Он смотрел на неё, и в его глазах было только упрямое, бычье непонимание. Он видел перед собой злую, несправедливую женщину, которая нападает на его друга и портит ему вечер из-за какой-то пластмассовой ерунды. А она видела перед собой чужого, безвольного мужчину, который предал её в самом главном — в их общем мире. И этот тихий, ядовитый разговор в замкнутом пространстве ванной был страшнее любого скандала. Он был окончательным диагнозом их отношениям.

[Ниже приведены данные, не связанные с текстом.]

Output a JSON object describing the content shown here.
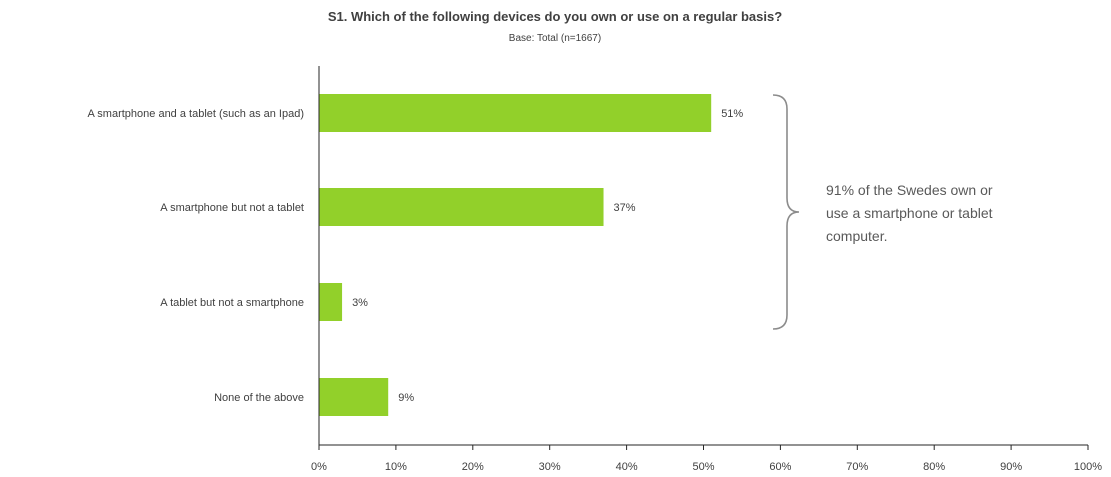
{
  "chart_data": {
    "type": "bar",
    "orientation": "horizontal",
    "title": "S1. Which of the following devices do you own or use on a regular basis?",
    "subtitle": "Base: Total (n=1667)",
    "categories": [
      "A smartphone  and a tablet (such as an Ipad)",
      "A smartphone  but not a tablet",
      "A tablet but not a smartphone",
      "None of the above"
    ],
    "values": [
      51,
      37,
      3,
      9
    ],
    "value_labels": [
      "51%",
      "37%",
      "3%",
      "9%"
    ],
    "xlim": [
      0,
      100
    ],
    "x_ticks": [
      "0%",
      "10%",
      "20%",
      "30%",
      "40%",
      "50%",
      "60%",
      "70%",
      "80%",
      "90%",
      "100%"
    ],
    "xlabel": "",
    "ylabel": "",
    "grid": false,
    "bar_color": "#92D02A",
    "annotation": {
      "lines": [
        "91% of the Swedes own or",
        "use a smartphone or tablet",
        "computer."
      ],
      "bracket_spans_categories": [
        0,
        2
      ]
    }
  }
}
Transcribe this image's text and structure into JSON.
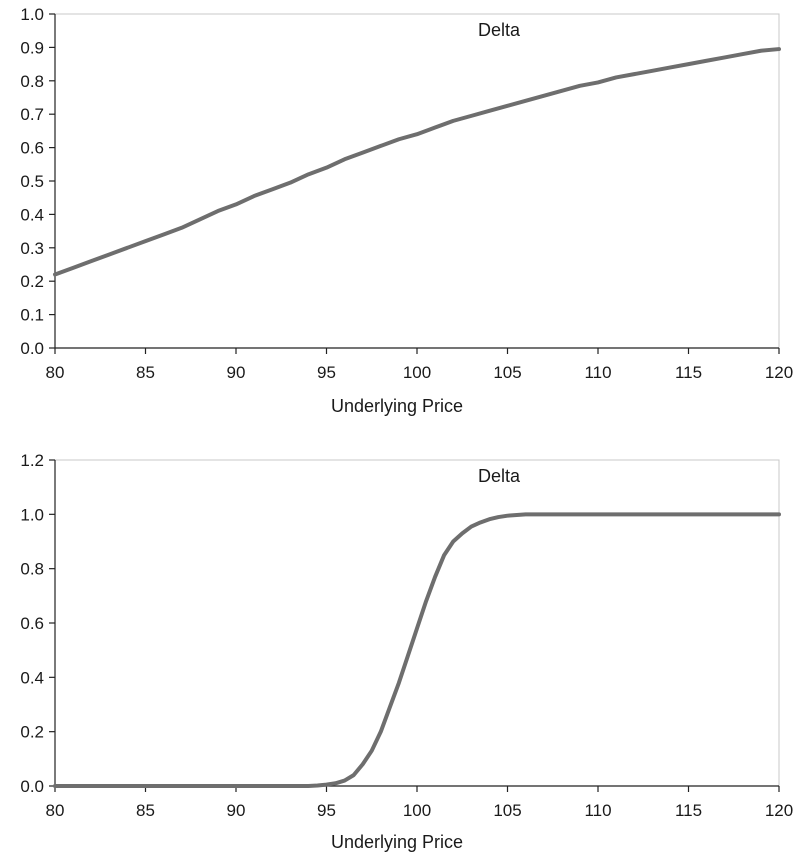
{
  "chart_data": [
    {
      "type": "line",
      "title": "",
      "xlabel": "Underlying Price",
      "ylabel": "",
      "xlim": [
        80,
        120
      ],
      "ylim": [
        0,
        1.0
      ],
      "xticks": [
        80,
        85,
        90,
        95,
        100,
        105,
        110,
        115,
        120
      ],
      "yticks": [
        "0.0",
        "0.1",
        "0.2",
        "0.3",
        "0.4",
        "0.5",
        "0.6",
        "0.7",
        "0.8",
        "0.9",
        "1.0"
      ],
      "grid": false,
      "legend": "top-center",
      "colors": {
        "line": "#6e6e6e"
      },
      "series": [
        {
          "name": "Delta",
          "x": [
            80,
            81,
            82,
            83,
            84,
            85,
            86,
            87,
            88,
            89,
            90,
            91,
            92,
            93,
            94,
            95,
            96,
            97,
            98,
            99,
            100,
            101,
            102,
            103,
            104,
            105,
            106,
            107,
            108,
            109,
            110,
            111,
            112,
            113,
            114,
            115,
            116,
            117,
            118,
            119,
            120
          ],
          "values": [
            0.22,
            0.24,
            0.26,
            0.28,
            0.3,
            0.32,
            0.34,
            0.36,
            0.385,
            0.41,
            0.43,
            0.455,
            0.475,
            0.495,
            0.52,
            0.54,
            0.565,
            0.585,
            0.605,
            0.625,
            0.64,
            0.66,
            0.68,
            0.695,
            0.71,
            0.725,
            0.74,
            0.755,
            0.77,
            0.785,
            0.795,
            0.81,
            0.82,
            0.83,
            0.84,
            0.85,
            0.86,
            0.87,
            0.88,
            0.89,
            0.895
          ]
        }
      ]
    },
    {
      "type": "line",
      "title": "",
      "xlabel": "Underlying Price",
      "ylabel": "",
      "xlim": [
        80,
        120
      ],
      "ylim": [
        0,
        1.2
      ],
      "xticks": [
        80,
        85,
        90,
        95,
        100,
        105,
        110,
        115,
        120
      ],
      "yticks": [
        "0.0",
        "0.2",
        "0.4",
        "0.6",
        "0.8",
        "1.0",
        "1.2"
      ],
      "grid": false,
      "legend": "top-center",
      "colors": {
        "line": "#6e6e6e"
      },
      "series": [
        {
          "name": "Delta",
          "x": [
            80,
            85,
            90,
            94,
            94.5,
            95,
            95.5,
            96,
            96.5,
            97,
            97.5,
            98,
            98.5,
            99,
            99.5,
            100,
            100.5,
            101,
            101.5,
            102,
            102.5,
            103,
            103.5,
            104,
            104.5,
            105,
            106,
            110,
            115,
            120
          ],
          "values": [
            0.0,
            0.0,
            0.0,
            0.0,
            0.002,
            0.005,
            0.01,
            0.02,
            0.04,
            0.08,
            0.13,
            0.2,
            0.29,
            0.38,
            0.48,
            0.58,
            0.68,
            0.77,
            0.85,
            0.9,
            0.93,
            0.955,
            0.97,
            0.982,
            0.99,
            0.995,
            1.0,
            1.0,
            1.0,
            1.0
          ]
        }
      ]
    }
  ]
}
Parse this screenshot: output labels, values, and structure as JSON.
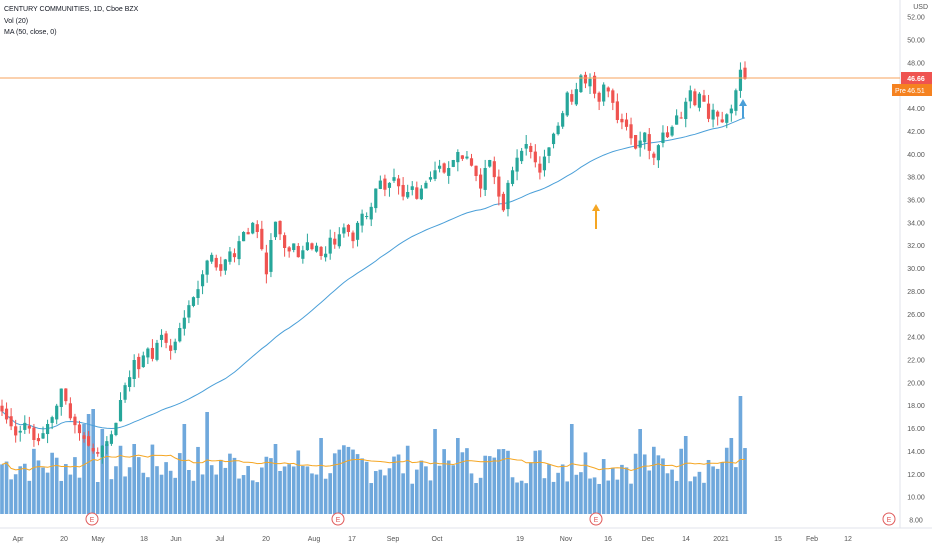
{
  "header": {
    "title": "CENTURY COMMUNITIES, 1D, Cboe BZX",
    "vol_label": "Vol (20)",
    "ma_label": "MA (50, close, 0)",
    "currency": "USD"
  },
  "price_tags": {
    "last": "46.66",
    "pre_prefix": "Pre",
    "pre": "46.51"
  },
  "colors": {
    "up": "#26a69a",
    "down": "#ef5350",
    "volume": "#6fa8dc",
    "ma": "#4a9fd8",
    "vol_ma": "#f5a623",
    "price_line": "#f7a35c",
    "pre_tag": "#f58220",
    "last_tag": "#ef5350",
    "arrow_orange": "#f5a623",
    "arrow_blue": "#4a9fd8",
    "earnings": "#e05b5b"
  },
  "chart_data": {
    "type": "candlestick",
    "y_axis": {
      "ticks": [
        "8.00",
        "10.00",
        "12.00",
        "14.00",
        "16.00",
        "18.00",
        "20.00",
        "22.00",
        "24.00",
        "26.00",
        "28.00",
        "30.00",
        "32.00",
        "34.00",
        "36.00",
        "38.00",
        "40.00",
        "42.00",
        "44.00",
        "46.00",
        "48.00",
        "50.00",
        "52.00"
      ],
      "range": [
        7,
        53
      ]
    },
    "x_axis": {
      "ticks": [
        "Apr",
        "20",
        "May",
        "18",
        "Jun",
        "Jul",
        "20",
        "Aug",
        "17",
        "Sep",
        "Oct",
        "19",
        "Nov",
        "16",
        "Dec",
        "14",
        "2021",
        "15",
        "Feb",
        "12"
      ]
    },
    "closes": [
      17.5,
      16.8,
      16.2,
      15.4,
      15.8,
      16.5,
      16.0,
      15.0,
      14.9,
      15.6,
      16.4,
      17.0,
      18.0,
      19.5,
      18.4,
      16.9,
      16.3,
      15.6,
      15.1,
      14.5,
      14.0,
      13.8,
      14.5,
      14.9,
      15.5,
      16.5,
      18.5,
      19.8,
      20.5,
      22.0,
      21.2,
      22.4,
      23.0,
      22.1,
      23.5,
      24.2,
      23.5,
      22.8,
      23.6,
      24.8,
      25.7,
      26.8,
      27.5,
      28.2,
      29.5,
      30.7,
      31.2,
      30.1,
      29.8,
      30.8,
      31.5,
      31.0,
      32.4,
      33.2,
      33.0,
      34.0,
      33.2,
      31.7,
      29.5,
      32.5,
      34.1,
      33.0,
      31.8,
      31.5,
      32.2,
      31.0,
      31.6,
      32.3,
      31.7,
      32.0,
      31.1,
      31.3,
      32.7,
      32.1,
      33.0,
      33.6,
      33.2,
      32.4,
      34.0,
      34.8,
      34.6,
      35.4,
      37.0,
      37.7,
      36.9,
      37.5,
      38.0,
      37.2,
      36.3,
      36.7,
      37.2,
      36.1,
      37.0,
      37.5,
      38.0,
      38.6,
      39.0,
      38.4,
      38.8,
      39.5,
      40.2,
      39.6,
      39.8,
      39.0,
      38.1,
      37.0,
      38.8,
      39.5,
      38.0,
      36.3,
      35.1,
      37.5,
      38.6,
      39.7,
      40.3,
      40.9,
      40.2,
      39.3,
      38.4,
      39.8,
      40.6,
      41.8,
      42.5,
      43.6,
      45.4,
      44.6,
      45.7,
      46.9,
      46.2,
      46.6,
      45.3,
      44.6,
      46.1,
      45.5,
      44.5,
      43.0,
      42.8,
      42.4,
      41.4,
      40.5,
      41.2,
      41.9,
      40.3,
      39.7,
      40.8,
      41.9,
      41.5,
      42.4,
      43.4,
      43.2,
      44.6,
      45.6,
      44.3,
      45.3,
      44.6,
      43.1,
      43.9,
      43.3,
      42.8,
      43.5,
      44.0,
      45.6,
      47.4,
      46.6
    ],
    "volume_scale_note": "volume plotted in same pane, units unlabeled",
    "annotations": [
      "E",
      "E",
      "E",
      "E"
    ]
  }
}
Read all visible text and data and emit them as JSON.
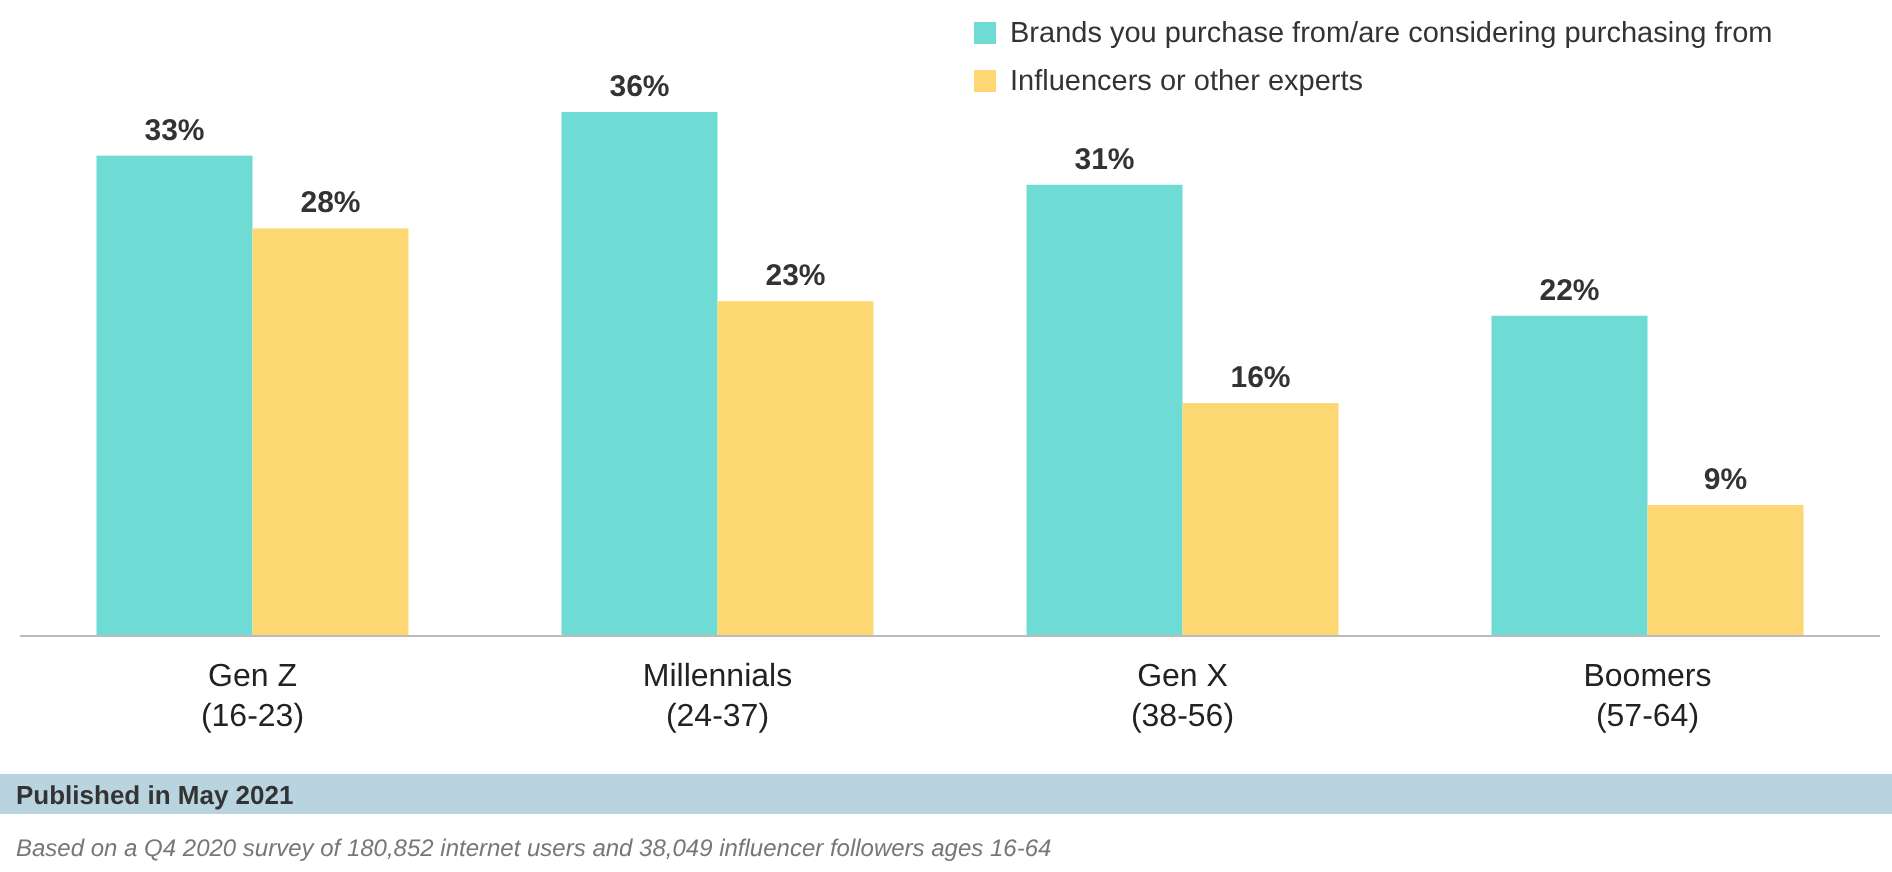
{
  "chart_data": {
    "type": "bar",
    "categories": [
      "Gen Z (16-23)",
      "Millennials (24-37)",
      "Gen X (38-56)",
      "Boomers (57-64)"
    ],
    "series": [
      {
        "name": "Brands you purchase from/are considering purchasing from",
        "color": "#6edbd5",
        "values": [
          33,
          36,
          31,
          22
        ],
        "value_labels": [
          "33%",
          "36%",
          "31%",
          "22%"
        ]
      },
      {
        "name": "Influencers or other experts",
        "color": "#fdd772",
        "values": [
          28,
          23,
          16,
          9
        ],
        "value_labels": [
          "28%",
          "23%",
          "16%",
          "9%"
        ]
      }
    ],
    "legend": "top right",
    "annotations": [
      "Published in May 2021",
      "Based on a Q4 2020 survey of 180,852 internet users and 38,049 influencer followers ages 16-64"
    ]
  }
}
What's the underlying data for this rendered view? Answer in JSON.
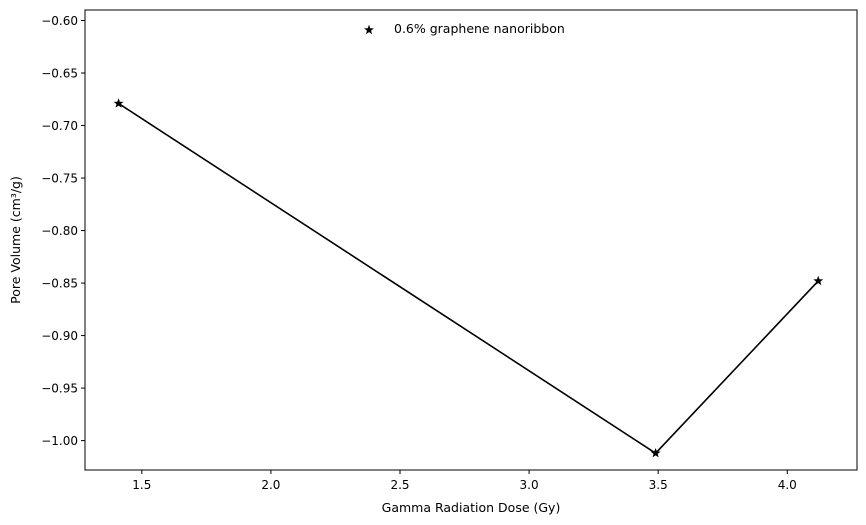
{
  "chart_data": {
    "type": "line",
    "title": "",
    "xlabel": "Gamma Radiation Dose (Gy)",
    "ylabel": "Pore Volume (cm³/g)",
    "xlim": [
      1.28,
      4.27
    ],
    "ylim": [
      -1.028,
      -0.59
    ],
    "xticks": [
      1.5,
      2.0,
      2.5,
      3.0,
      3.5,
      4.0
    ],
    "xtick_labels": [
      "1.5",
      "2.0",
      "2.5",
      "3.0",
      "3.5",
      "4.0"
    ],
    "yticks": [
      -0.6,
      -0.65,
      -0.7,
      -0.75,
      -0.8,
      -0.85,
      -0.9,
      -0.95,
      -1.0
    ],
    "ytick_labels": [
      "−0.60",
      "−0.65",
      "−0.70",
      "−0.75",
      "−0.80",
      "−0.85",
      "−0.90",
      "−0.95",
      "−1.00"
    ],
    "grid": false,
    "legend_position": "top-center",
    "series": [
      {
        "name": "0.6% graphene nanoribbon",
        "marker": "star",
        "color": "#000000",
        "x": [
          1.41,
          3.49,
          4.12
        ],
        "y": [
          -0.679,
          -1.012,
          -0.848
        ]
      }
    ]
  }
}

Пружина внутри неё, сжимавшаяся весь вечер, лопнула с оглушительным звоном. Его слова — «Проблему нашла» — стали последним, решающим оборотом ключа в механизме взрыва. Тихий, звенящий шёпот мгновенно оборвался. Марина оттолкнула его от двери, несильно, но с такой неожиданной энергией, что он пошатнулся и ударился плечом о стену. Она вырвалась из тесного пространства ванной в коридор, и её голос, освобождённый от оков шёпота, обрушился на квартиру всей своей мощью. Это был не просто крик, это был рёв, вырвавшийся из самой глубины души, полный ярости и омерзения.

— Я тебе сто раз говорила, чтобы твоего Толика в моём доме не было! Он опять всё прокурил, оставил срач на кухне и сломал мой фен! Это последняя капля, Олег! Выметайся вместе с ним!

Слова, тяжёлые и острые, как булыжники, полетели в сторону гостиной. Они рикошетили от стен, от мебели, заполняя собой каждый кубический сантиметр воздуха. Олег выскочил за ней, его лицо исказилось от паники и злости.

— Ты с ума сошла? Тише! Ты же его разбудишь! — зашипел он, пытаясь схватить её за руку.

Она с силой выдернула руку, будто прикоснулась к чему-то грязному. Его забота о спокойствии спящего друга в этот момент была высшим оскорблением.

— Мне плевать, разбужу я его или нет! — выкрикнула она ему прямо в лицо. — Пусть слышит! Пусть знает, что ему здесь не рады! Пусть это ничтожество знает, что он в чужом доме, где его презирают!

Её голос звенел так, что, казалось, дребезжали стёкла в окнах. В этот момент дверь в гостиную медленно и скрипуче приоткрылась. В проёме показалась помятая фигура Толика. Он стоял, щурясь от яркого света в коридоре, его лицо было опухшим ото сна и выпитого пива. Он ничего не понимал, только моргал, переводя заспанный, мутный взгляд с разъярённой Марины на растерянного Олега. Он напоминал суслика, высунувшегося из норы прямо под колёса несущегося грузовика.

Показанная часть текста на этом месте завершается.